Sous les applaudissements, les Bleus sont passés à travers une foule immense. Miguel Medina/AFP
Le vol Emirates des Français, en provenance de Dubaï, s’est posé avec près de trente minutes de retard, peu avant 14h00 (heure de Paris).
Dispensés de formalités douanières et de la récupération de leurs bagages, les Français sont apparus à 14h15 dans le hall du terminal 2C où leurs supporteurs avaient formé une haie d’honneur jusqu’à la sortie.
Progressant difficilement, les joueurs étaient pour la plupart tout sourire et très émus. Imanol Harinordoquy, sorti parmi les premiers, a ainsi remercié les fans présents : « Ca fait chaud au cœur de voir tout ce monde, on ne s’attendait vraiment pas à ça. »
François Trinh-Duc, s’est, lui, enthousiasmé de voir son équipe « soutenue jusqu’ici » alors que Morgan Parra, affichant deux énormes cocards, s’est dit « surpris et touché » de l’accueil, mais s’est montré moins prolixe sur l’état de ses hématomes. « Ça va », a-t-il dit laconique en montrant ses yeux.

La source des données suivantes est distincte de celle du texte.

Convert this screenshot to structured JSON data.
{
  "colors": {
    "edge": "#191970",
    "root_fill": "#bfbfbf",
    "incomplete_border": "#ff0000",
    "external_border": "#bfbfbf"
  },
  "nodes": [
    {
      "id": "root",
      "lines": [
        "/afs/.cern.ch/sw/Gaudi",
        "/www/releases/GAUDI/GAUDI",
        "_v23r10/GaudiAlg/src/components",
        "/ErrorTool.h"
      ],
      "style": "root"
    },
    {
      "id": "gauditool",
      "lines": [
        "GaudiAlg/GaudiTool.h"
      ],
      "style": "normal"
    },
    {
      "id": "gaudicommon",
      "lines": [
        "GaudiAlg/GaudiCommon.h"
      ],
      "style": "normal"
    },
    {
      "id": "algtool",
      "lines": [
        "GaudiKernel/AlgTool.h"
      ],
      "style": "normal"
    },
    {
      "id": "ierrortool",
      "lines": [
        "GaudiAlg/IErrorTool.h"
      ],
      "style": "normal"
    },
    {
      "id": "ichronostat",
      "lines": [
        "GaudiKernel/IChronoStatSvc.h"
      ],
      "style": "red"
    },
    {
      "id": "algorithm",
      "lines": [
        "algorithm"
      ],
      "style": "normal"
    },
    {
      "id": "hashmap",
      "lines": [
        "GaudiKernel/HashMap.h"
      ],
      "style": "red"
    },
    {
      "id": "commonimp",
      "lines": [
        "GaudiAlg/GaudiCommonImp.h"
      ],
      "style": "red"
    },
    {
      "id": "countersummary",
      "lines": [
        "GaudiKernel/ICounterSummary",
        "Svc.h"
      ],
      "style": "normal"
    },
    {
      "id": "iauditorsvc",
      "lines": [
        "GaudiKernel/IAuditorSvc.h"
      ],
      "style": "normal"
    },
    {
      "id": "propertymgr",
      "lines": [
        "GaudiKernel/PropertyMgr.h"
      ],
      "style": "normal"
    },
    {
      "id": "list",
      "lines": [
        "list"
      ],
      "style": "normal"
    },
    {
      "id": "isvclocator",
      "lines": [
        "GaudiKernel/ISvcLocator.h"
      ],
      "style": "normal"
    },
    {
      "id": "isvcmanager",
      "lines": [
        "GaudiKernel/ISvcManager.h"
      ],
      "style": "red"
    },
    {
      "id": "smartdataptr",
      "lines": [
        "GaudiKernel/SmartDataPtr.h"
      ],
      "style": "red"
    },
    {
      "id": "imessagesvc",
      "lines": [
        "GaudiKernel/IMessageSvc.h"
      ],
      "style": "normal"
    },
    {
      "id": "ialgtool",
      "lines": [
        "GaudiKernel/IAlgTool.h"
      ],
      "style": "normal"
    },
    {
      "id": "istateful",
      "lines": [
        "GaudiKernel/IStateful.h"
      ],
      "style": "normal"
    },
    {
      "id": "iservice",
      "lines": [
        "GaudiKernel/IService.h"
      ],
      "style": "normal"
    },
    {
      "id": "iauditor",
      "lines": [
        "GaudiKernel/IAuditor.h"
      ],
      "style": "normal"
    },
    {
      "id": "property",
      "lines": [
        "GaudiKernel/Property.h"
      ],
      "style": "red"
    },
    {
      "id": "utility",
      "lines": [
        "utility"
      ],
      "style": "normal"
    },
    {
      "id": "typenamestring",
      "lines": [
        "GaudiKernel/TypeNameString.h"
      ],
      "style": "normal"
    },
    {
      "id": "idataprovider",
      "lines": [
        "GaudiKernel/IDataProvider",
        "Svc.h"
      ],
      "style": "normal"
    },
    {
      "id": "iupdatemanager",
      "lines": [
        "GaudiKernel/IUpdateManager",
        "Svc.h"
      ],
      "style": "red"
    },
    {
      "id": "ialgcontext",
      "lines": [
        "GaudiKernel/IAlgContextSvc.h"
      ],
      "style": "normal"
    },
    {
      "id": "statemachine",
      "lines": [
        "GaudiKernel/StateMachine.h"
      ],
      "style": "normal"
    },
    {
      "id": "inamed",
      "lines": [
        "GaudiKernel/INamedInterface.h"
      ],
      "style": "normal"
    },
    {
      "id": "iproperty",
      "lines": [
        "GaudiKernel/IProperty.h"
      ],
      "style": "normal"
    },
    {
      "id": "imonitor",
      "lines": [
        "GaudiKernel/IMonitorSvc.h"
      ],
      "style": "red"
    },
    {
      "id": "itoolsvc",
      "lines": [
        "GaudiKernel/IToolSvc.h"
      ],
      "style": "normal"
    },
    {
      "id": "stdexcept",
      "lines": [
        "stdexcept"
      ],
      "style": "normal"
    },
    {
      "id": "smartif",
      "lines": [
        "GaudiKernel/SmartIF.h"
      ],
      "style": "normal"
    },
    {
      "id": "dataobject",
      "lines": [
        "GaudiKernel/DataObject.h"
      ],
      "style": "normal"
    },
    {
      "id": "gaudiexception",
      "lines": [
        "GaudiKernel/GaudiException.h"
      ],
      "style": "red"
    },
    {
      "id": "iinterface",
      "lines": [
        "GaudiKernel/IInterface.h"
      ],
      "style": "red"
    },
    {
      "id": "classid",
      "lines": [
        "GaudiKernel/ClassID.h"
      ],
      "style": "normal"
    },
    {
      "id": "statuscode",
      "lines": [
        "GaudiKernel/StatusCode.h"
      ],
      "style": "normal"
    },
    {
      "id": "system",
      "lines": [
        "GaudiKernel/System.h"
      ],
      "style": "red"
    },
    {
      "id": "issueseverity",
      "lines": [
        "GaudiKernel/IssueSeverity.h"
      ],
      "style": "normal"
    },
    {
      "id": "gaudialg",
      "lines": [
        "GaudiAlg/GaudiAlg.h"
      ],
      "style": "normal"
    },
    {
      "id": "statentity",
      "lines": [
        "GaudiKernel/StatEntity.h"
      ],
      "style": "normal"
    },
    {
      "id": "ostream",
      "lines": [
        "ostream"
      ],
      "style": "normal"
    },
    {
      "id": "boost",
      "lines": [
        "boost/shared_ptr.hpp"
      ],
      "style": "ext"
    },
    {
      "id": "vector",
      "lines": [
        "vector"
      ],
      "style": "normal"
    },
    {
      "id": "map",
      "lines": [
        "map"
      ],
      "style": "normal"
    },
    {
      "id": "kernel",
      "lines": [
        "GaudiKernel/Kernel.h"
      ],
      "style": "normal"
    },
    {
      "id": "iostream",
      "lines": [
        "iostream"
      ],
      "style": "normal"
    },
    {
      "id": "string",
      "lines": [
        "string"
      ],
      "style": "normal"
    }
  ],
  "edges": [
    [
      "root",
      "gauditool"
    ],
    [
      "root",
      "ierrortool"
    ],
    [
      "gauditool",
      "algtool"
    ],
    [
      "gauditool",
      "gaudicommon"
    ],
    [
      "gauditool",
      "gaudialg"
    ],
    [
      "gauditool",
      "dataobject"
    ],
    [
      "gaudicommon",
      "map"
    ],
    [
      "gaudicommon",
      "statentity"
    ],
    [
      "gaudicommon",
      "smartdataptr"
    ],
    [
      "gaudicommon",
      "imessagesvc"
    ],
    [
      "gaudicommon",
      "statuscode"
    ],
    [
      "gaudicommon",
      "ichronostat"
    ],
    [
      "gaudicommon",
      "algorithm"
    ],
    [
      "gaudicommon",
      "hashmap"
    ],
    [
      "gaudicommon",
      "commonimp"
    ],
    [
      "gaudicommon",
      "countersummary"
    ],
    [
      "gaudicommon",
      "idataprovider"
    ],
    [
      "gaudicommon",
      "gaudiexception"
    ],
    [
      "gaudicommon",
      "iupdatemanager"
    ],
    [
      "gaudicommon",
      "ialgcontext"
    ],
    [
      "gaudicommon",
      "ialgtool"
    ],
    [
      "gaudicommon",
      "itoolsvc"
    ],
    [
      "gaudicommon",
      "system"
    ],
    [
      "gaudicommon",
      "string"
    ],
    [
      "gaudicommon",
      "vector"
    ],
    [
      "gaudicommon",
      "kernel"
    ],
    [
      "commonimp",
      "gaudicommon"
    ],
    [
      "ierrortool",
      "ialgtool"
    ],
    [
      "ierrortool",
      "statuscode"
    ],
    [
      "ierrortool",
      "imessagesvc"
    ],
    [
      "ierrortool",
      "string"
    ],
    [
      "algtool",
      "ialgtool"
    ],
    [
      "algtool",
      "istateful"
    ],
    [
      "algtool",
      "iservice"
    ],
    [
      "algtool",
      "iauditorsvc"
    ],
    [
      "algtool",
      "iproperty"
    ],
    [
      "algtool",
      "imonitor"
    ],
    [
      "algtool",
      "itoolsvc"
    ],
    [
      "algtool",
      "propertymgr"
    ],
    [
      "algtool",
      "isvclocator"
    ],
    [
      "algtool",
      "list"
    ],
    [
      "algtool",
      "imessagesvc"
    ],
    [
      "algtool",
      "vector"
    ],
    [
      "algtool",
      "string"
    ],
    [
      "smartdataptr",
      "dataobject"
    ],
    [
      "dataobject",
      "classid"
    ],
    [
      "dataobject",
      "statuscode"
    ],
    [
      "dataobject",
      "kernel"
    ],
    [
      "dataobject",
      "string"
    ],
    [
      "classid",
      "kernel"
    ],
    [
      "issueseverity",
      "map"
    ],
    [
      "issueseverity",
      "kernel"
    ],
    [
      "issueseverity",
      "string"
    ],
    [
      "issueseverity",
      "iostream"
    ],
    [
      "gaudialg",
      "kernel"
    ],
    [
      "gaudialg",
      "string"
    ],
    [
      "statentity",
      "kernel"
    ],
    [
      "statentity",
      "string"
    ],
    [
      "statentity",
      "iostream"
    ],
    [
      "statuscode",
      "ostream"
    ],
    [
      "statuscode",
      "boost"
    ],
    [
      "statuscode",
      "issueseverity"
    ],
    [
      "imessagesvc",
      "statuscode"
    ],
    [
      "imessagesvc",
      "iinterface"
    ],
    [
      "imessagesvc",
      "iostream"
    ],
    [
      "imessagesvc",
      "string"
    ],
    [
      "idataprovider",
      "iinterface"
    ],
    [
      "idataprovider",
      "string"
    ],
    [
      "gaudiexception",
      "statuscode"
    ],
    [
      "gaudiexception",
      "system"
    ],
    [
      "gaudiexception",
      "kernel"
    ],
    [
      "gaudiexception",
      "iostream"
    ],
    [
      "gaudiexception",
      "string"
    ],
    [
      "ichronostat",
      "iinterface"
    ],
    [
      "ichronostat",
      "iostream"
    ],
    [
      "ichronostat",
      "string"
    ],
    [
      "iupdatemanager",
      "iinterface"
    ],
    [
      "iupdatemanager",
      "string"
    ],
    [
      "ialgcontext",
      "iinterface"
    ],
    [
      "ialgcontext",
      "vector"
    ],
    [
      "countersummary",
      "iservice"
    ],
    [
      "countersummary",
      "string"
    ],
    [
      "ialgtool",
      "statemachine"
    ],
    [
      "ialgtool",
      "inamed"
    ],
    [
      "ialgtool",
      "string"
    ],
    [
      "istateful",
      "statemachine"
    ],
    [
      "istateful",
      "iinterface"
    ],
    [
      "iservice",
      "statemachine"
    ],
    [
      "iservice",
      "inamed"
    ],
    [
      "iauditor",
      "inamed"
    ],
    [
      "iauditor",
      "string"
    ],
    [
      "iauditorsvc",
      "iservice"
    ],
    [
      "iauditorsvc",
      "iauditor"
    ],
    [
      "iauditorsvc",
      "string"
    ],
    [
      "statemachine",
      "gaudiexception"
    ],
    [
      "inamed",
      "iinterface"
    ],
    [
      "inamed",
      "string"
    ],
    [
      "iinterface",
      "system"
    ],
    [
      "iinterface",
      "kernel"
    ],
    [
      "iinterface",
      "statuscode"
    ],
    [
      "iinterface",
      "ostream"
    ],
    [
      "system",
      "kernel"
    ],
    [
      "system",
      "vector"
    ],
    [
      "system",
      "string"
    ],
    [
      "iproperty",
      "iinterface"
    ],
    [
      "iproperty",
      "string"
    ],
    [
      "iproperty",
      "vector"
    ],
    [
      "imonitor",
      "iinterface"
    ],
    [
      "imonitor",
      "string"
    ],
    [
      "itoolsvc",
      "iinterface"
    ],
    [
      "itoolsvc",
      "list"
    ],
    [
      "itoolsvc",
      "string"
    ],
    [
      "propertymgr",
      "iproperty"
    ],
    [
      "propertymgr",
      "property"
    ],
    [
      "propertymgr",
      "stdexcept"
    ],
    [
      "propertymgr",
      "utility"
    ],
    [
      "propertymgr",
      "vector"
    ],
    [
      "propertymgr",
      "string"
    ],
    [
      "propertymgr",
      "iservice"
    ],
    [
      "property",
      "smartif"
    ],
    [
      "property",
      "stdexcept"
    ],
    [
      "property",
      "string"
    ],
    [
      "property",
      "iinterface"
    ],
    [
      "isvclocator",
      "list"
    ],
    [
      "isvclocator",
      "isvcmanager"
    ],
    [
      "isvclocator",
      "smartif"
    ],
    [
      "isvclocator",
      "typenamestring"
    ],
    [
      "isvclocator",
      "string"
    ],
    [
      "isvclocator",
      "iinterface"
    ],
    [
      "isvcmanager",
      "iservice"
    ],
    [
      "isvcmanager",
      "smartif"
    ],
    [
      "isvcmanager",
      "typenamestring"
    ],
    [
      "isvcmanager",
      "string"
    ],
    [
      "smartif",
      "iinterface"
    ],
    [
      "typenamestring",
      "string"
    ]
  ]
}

Les entraîneurs n’ont pas été en reste. Sorti en tout dernier, Marc Lièvremont s’est fait acclamer par la foule qui a scandé son nom, avant de rejoindre ses joueurs dans les deux bus affrétés spécialement pour conduire les vice-champions du monde à l’Élysée. Ils étaient attendus à 15h00 pour une réception par le président de la République Nicolas Sarkozy.
La séance d’autographes et de salutations des joueurs à l’aéroport a duré une bonne quinzaine de minutes et s’est achevée sur quelques Marseillaises entonnées par la foule.
Le retour-marathon des finalistes du Mondial, battus 8-7 dimanche en finale par la Nouvelle-Zélande, s’est poursuivi à partir de 17h00 par une fête organisée par la Fédération française de rugby, place de la Concorde.